Just as the world they depict is, for all its hectic quotidian rhythms, governed by invisible norms and patterns of behavior, so are the films, for all the breezy haphazardness with which they unfold, governed by a fierce formal intelligence and a classical sense of symmetry. In the late 60's and early 70's, directors like Jean-Luc Godard, Pier Paolo Pasolini and François Truffaut (in ''Day for Night'') argued that cinema should self-consciously reflect on its own techniques and procedures. Mr. Rohmer preferred to transfer this self-reflexiveness to his characters, and to maintain an illusion of transparency and detachment.
But this illusion is sustained by a remarkable sense of spatial composition and narrative symmetry -- the invisible source of the perfection that is Mr. Rohmer's critical legacy. ''Chloe in the Afternoon'' (1971), for example, unfolds out of the daydreams and random encounters of Frédéric, a prosperous young businessman who is devoted to his wife, Hélène, and their children, but nonetheless tempted by the wild vulnerability of Chloe, the ex-lover of an old friend, who turns up unexpectedly in Frédéric's office.

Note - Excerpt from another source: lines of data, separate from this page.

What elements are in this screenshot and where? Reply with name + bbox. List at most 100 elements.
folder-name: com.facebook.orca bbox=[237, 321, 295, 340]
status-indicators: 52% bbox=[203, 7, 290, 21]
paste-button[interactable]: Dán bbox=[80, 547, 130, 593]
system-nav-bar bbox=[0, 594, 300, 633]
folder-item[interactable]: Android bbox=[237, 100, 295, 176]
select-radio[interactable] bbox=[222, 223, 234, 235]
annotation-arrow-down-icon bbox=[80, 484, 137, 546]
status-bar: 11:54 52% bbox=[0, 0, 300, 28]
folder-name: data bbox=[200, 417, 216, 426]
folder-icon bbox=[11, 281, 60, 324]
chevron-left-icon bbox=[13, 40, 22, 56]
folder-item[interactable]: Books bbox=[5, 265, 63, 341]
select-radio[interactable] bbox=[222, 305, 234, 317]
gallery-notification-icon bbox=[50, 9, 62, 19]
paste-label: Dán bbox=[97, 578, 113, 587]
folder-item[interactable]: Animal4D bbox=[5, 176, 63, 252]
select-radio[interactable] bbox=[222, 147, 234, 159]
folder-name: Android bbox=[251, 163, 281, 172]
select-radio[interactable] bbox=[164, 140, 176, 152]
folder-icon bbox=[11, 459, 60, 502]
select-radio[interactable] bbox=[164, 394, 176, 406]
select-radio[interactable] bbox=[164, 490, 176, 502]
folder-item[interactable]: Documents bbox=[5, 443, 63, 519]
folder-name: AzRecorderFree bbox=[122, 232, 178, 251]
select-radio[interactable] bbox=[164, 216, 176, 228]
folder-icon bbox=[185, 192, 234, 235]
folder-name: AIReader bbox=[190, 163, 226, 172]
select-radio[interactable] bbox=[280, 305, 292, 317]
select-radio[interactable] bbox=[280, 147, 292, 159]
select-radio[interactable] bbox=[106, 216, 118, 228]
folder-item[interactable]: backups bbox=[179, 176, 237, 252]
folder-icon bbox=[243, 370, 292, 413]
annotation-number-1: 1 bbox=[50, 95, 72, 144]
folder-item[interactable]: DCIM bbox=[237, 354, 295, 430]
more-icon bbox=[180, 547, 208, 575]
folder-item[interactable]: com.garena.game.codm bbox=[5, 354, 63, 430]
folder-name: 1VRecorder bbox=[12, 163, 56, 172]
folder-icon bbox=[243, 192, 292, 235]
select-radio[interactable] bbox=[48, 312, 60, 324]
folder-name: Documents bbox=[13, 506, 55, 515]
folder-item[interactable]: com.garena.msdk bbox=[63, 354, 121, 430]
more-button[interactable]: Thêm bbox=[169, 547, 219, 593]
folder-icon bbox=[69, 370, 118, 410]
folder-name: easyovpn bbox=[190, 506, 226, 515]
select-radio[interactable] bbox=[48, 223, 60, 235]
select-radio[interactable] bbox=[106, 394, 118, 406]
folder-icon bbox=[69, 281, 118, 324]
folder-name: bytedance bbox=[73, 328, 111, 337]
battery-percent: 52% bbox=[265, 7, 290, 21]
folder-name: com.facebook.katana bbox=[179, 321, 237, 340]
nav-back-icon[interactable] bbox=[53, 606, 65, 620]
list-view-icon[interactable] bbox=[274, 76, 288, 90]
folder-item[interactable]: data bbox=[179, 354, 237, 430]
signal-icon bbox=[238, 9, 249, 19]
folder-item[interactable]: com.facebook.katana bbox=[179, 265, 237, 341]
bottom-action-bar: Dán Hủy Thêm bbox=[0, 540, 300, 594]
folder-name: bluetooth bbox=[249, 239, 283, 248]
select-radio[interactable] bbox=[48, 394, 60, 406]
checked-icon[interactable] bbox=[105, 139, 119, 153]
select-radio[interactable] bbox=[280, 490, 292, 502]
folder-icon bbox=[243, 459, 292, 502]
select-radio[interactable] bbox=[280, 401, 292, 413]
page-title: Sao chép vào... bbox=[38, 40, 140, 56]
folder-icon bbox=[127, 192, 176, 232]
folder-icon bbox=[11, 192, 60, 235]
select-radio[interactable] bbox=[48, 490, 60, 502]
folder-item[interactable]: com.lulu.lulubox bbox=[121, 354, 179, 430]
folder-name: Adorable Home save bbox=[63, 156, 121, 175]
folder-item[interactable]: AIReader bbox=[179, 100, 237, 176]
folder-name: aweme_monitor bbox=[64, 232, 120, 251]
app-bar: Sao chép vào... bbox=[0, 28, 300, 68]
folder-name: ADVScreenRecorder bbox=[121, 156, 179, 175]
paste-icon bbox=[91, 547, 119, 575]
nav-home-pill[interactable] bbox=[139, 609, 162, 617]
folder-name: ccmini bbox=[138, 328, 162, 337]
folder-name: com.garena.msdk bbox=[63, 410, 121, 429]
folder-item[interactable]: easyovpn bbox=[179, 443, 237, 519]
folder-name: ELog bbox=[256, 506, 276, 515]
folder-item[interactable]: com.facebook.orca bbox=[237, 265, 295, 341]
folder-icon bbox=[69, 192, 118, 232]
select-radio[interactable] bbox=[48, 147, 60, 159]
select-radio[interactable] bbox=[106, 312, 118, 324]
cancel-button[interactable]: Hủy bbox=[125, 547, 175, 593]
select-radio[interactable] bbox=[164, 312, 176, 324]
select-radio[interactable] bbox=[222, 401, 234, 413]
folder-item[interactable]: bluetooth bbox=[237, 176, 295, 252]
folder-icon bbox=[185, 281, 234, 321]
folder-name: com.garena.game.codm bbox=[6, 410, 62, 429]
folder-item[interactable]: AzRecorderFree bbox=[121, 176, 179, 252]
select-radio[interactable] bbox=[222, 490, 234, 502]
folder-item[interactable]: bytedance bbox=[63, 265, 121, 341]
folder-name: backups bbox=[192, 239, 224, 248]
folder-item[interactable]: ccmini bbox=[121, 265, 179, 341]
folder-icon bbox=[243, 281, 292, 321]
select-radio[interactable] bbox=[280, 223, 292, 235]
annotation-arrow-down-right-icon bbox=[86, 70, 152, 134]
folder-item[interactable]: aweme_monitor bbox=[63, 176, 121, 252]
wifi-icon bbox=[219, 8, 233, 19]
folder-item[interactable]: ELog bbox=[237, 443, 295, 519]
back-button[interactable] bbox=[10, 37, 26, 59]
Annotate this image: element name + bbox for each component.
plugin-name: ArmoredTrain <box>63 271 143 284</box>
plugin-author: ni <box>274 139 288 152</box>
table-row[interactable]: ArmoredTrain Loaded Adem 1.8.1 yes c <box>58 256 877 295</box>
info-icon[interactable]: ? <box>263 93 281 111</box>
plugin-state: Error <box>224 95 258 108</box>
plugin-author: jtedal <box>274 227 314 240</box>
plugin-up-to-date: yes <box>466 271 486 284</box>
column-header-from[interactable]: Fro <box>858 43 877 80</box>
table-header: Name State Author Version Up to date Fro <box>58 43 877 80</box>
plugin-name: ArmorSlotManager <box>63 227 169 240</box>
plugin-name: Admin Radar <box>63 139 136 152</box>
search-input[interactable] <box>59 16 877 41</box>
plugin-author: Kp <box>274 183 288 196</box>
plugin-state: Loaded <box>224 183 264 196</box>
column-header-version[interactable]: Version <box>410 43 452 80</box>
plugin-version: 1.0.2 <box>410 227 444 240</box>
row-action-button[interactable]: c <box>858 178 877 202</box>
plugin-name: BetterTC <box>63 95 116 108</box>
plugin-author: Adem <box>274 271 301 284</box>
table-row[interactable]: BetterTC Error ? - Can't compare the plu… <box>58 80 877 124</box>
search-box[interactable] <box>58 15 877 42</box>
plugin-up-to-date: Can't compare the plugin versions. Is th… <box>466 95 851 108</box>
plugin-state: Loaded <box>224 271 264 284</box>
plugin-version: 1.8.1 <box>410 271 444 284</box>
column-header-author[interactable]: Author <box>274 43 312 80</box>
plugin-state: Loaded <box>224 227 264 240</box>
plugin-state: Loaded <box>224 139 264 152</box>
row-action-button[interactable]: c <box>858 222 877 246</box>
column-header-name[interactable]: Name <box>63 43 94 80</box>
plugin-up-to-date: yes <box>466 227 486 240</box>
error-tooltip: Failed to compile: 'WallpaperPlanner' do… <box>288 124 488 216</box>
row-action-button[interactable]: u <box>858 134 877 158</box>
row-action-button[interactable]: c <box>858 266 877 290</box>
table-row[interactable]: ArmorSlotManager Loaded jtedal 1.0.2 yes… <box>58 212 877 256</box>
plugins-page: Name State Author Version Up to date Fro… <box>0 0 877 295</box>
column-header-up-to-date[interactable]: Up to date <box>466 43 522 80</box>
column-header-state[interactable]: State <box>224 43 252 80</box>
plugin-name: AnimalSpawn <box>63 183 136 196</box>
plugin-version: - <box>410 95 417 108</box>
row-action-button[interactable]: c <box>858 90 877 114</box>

The middle sections of the film follow their friendship as it develops, in the course of lunches and shopping excursions, into something riskier.
What appear at first to be the trivial occurrences of ordinary life turn out to be subtle motifs. In both the film's opening and its climax, a woman -- first Hélène, then Chloe -- emerges naked from her shower into Frédéric's embrace. The offhand words the characters exchange -- Hélène warns Frédéric against getting wet; Chloe assures him that water won't stain his clothes -- turn out to be loaded with psychological subtext, and the movie's moment of moral crisis is the result of Frédéric's fondness for turtleneck sweaters. Midway through the movie, he pulls his turtleneck up around his ears to make funny faces at his infant son. Later, in the midst of undressing, about to make love with Chloe, he catches sight of himself in the mirror with his shirt in the same position, and flees without a word.
There is a comical absurdity to this scene, as there is to the perfect, color-coordinated pairing off that concludes ''Boyfriends and Girlfriends'' (''L'Ami de mon Amie,'' 1987), in which the woman in the green dress ends up with the man in the blue shirt and the woman in the blue blouse goes off with the man in green -- but also a surprising emotional charge. Frédéric and Hélène shed real tears at the end of ''Chloe in the Afternoon'' -- tears of relief, compassion and estrangement. For all his light-hearted sense of comedy and complication, such estrangement, the sense that modern relationships are at bottom the persistence of failed connections, is at the heart of Mr. Rohmer's perfect vision of an imperfect world.